Some students are, indeed, exempt from taking the test, such as special education students.

“The focus should be on enjoying school, getting a well-rounded education and developing a love of learning,” Wood said.

Furthermore, he said that the tests themselves haven’t been adequately scrutinized.

“Testing hasn’t been proven in terms of value or reliability,” he said. “There’s so much uncertainty. We shouldn’t be using them to make these assessments. The research hasn’t been done to show whether they’re reliable, valid or appropriate, and that needs to first take place.”

Additionally, Wood said that while tests could be useful to teachers in identifying ways students could be better instructed, the results are often useless because tests like Smarter Balanced are taken at the end of the year,

“Teachers can potentially use this as a diagnostic test but can’t since the kids will already be gone,” he said.

Likewise, many families are also protesting the test and have refused to let their children take it.

“At this point we can estimate more than 500 [students] who have opted out,” said SPS spokesperson Stacy Howard in an email. But “no specific confirmed number.”

However, Howard said that, at this point, it’s difficult to say exactly why families are choosing to opt-out. Parents need to fill out forms when they want to refuse, but with thousands of students and testing only partially done, SPS cannot report their primary motives.

“What I do know is that it appears that the highest number of opt-outs so far have come mostly from juniors at some of the high schools,” Howard said. “Earlier this week, they were specifically Garfield, Ingraham and Roosevelt, where about half of the junior class at each has turned in refusal forms.”

But, so far, teachers have been cooperative. It was previously reported that teachers who boycott state tests — as they have in the past — can be fired if they don’t give their supervisors enough notice.

“We currently have not heard of any teachers specifically refusing to administer the test,” Howard said.


Missing opportunities?

State Superintendent Randy Dorn said that, despite the test’s unpopularity, it’s in the students’ best interest to take it.

“In 2011, I approved new college- and career-ready standards for our state in English language arts and math,” Dorn said in a press release. “This spring, students will be assessed on those higher standards using Smarter Balanced tests.
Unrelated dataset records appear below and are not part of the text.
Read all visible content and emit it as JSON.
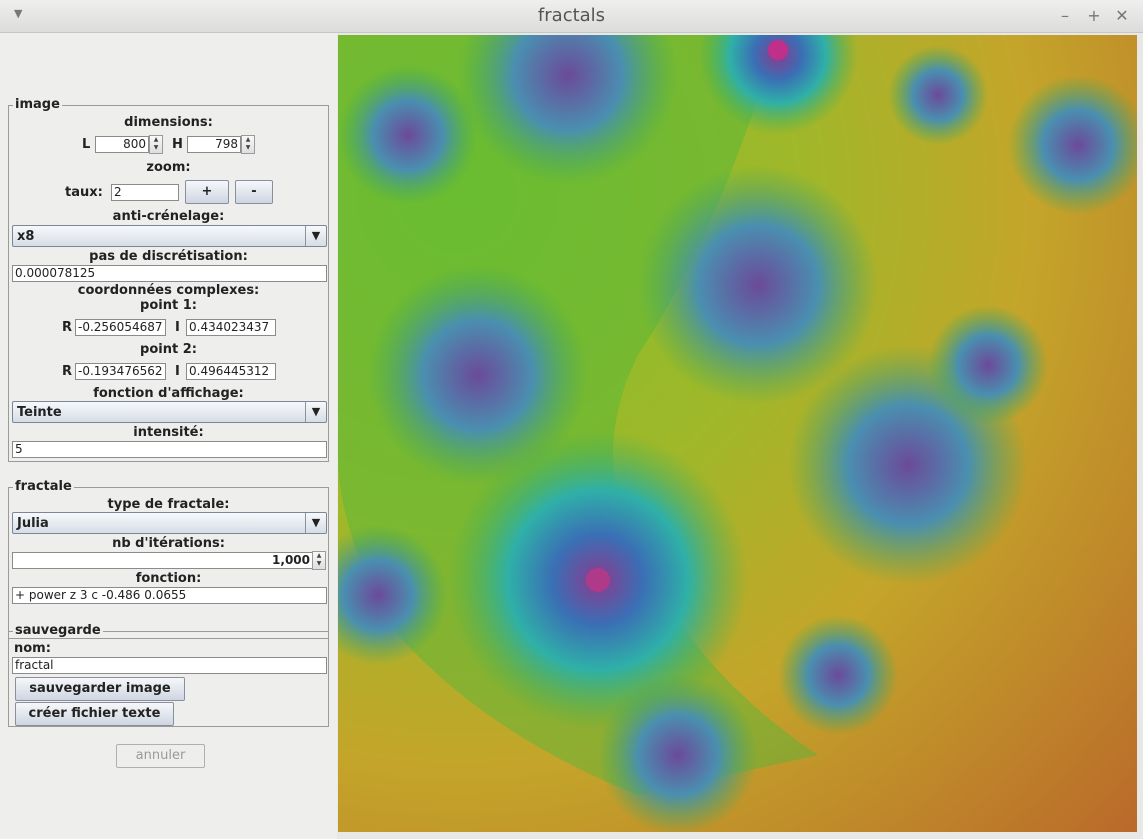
{
  "window": {
    "title": "fractals"
  },
  "image_group": {
    "legend": "image",
    "dimensions_label": "dimensions:",
    "width_label": "L",
    "width_value": "800",
    "height_label": "H",
    "height_value": "798",
    "zoom_label": "zoom:",
    "rate_label": "taux:",
    "rate_value": "2",
    "zoom_in_label": "+",
    "zoom_out_label": "-",
    "antialias_label": "anti-crénelage:",
    "antialias_value": "x8",
    "step_label": "pas de discrétisation:",
    "step_value": "0.000078125",
    "coords_label": "coordonnées complexes:",
    "point1_label": "point 1:",
    "point1_r_label": "R",
    "point1_r_value": "-0.256054687",
    "point1_i_label": "I",
    "point1_i_value": "0.434023437",
    "point2_label": "point 2:",
    "point2_r_label": "R",
    "point2_r_value": "-0.193476562",
    "point2_i_label": "I",
    "point2_i_value": "0.496445312",
    "display_fn_label": "fonction d'affichage:",
    "display_fn_value": "Teinte",
    "intensity_label": "intensité:",
    "intensity_value": "5"
  },
  "fractal_group": {
    "legend": "fractale",
    "type_label": "type de fractale:",
    "type_value": "Julia",
    "iterations_label": "nb d'itérations:",
    "iterations_value": "1,000",
    "function_label": "fonction:",
    "function_value": "+ power z 3 c -0.486 0.0655"
  },
  "save_group": {
    "legend": "sauvegarde",
    "name_label": "nom:",
    "name_value": "fractal",
    "save_image_label": "sauvegarder image",
    "create_text_label": "créer fichier texte"
  },
  "cancel_label": "annuler",
  "colors": {
    "accent": "#cfd6e1",
    "background": "#eeeeec"
  }
}
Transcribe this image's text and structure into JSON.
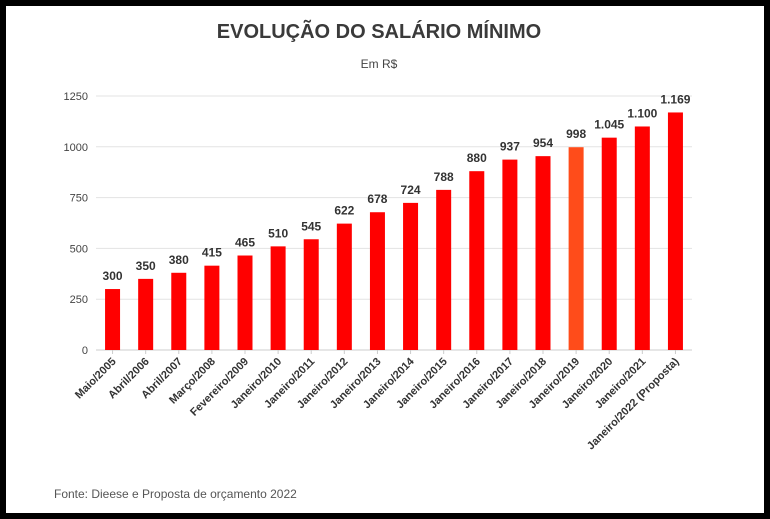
{
  "chart_data": {
    "type": "bar",
    "title": "EVOLUÇÃO DO SALÁRIO MÍNIMO",
    "subtitle": "Em R$",
    "source": "Fonte: Dieese e Proposta de orçamento 2022",
    "categories": [
      "Maio/2005",
      "Abril/2006",
      "Abril/2007",
      "Março/2008",
      "Fevereiro/2009",
      "Janeiro/2010",
      "Janeiro/2011",
      "Janeiro/2012",
      "Janeiro/2013",
      "Janeiro/2014",
      "Janeiro/2015",
      "Janeiro/2016",
      "Janeiro/2017",
      "Janeiro/2018",
      "Janeiro/2019",
      "Janeiro/2020",
      "Janeiro/2021",
      "Janeiro/2022 (Proposta)"
    ],
    "values": [
      300,
      350,
      380,
      415,
      465,
      510,
      545,
      622,
      678,
      724,
      788,
      880,
      937,
      954,
      998,
      1045,
      1100,
      1169
    ],
    "value_labels": [
      "300",
      "350",
      "380",
      "415",
      "465",
      "510",
      "545",
      "622",
      "678",
      "724",
      "788",
      "880",
      "937",
      "954",
      "998",
      "1.045",
      "1.100",
      "1.169"
    ],
    "yticks": [
      0,
      250,
      500,
      750,
      1000,
      1250
    ],
    "ylim": [
      0,
      1250
    ],
    "grid": true,
    "legend": "none",
    "colors": {
      "bar": "#ff0000",
      "highlight_bar": "#ff4c1a",
      "highlight_category": "Janeiro/2019"
    }
  }
}
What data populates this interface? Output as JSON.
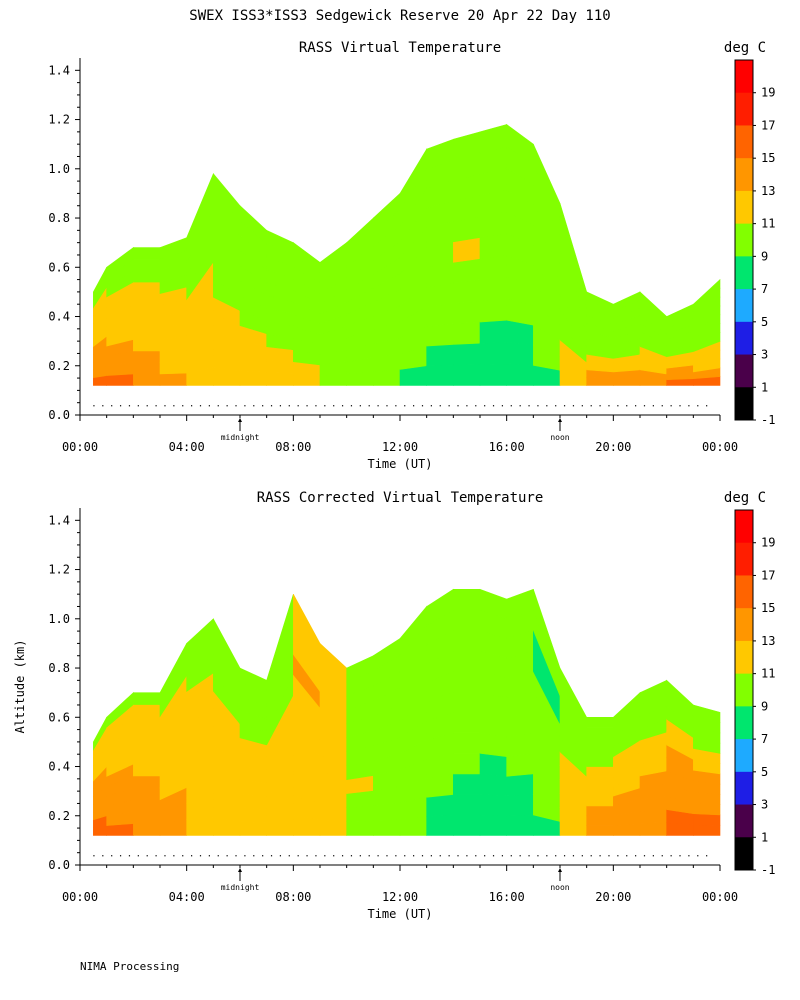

Results from these new tests will tell us if students are on track to be college- and career-ready when they graduate from high school.”

Dorn said that many students are not on track, and this test will help them: “Families and schools deserve to know if students are on a path to success after high school, and students need extra support when they aren’t. If they don’t test, it’s more difficult to identify what skills they lack and how best to help them. Students who don’t test will miss out on opportunities, especially if they are juniors in high school.”

Students who do not achieve adequate scores are not “failures,” he said — they simply need help in reaching proficiency.

“No test is perfect,” but Smarter Balanced is the best test the state has ever administered, he said.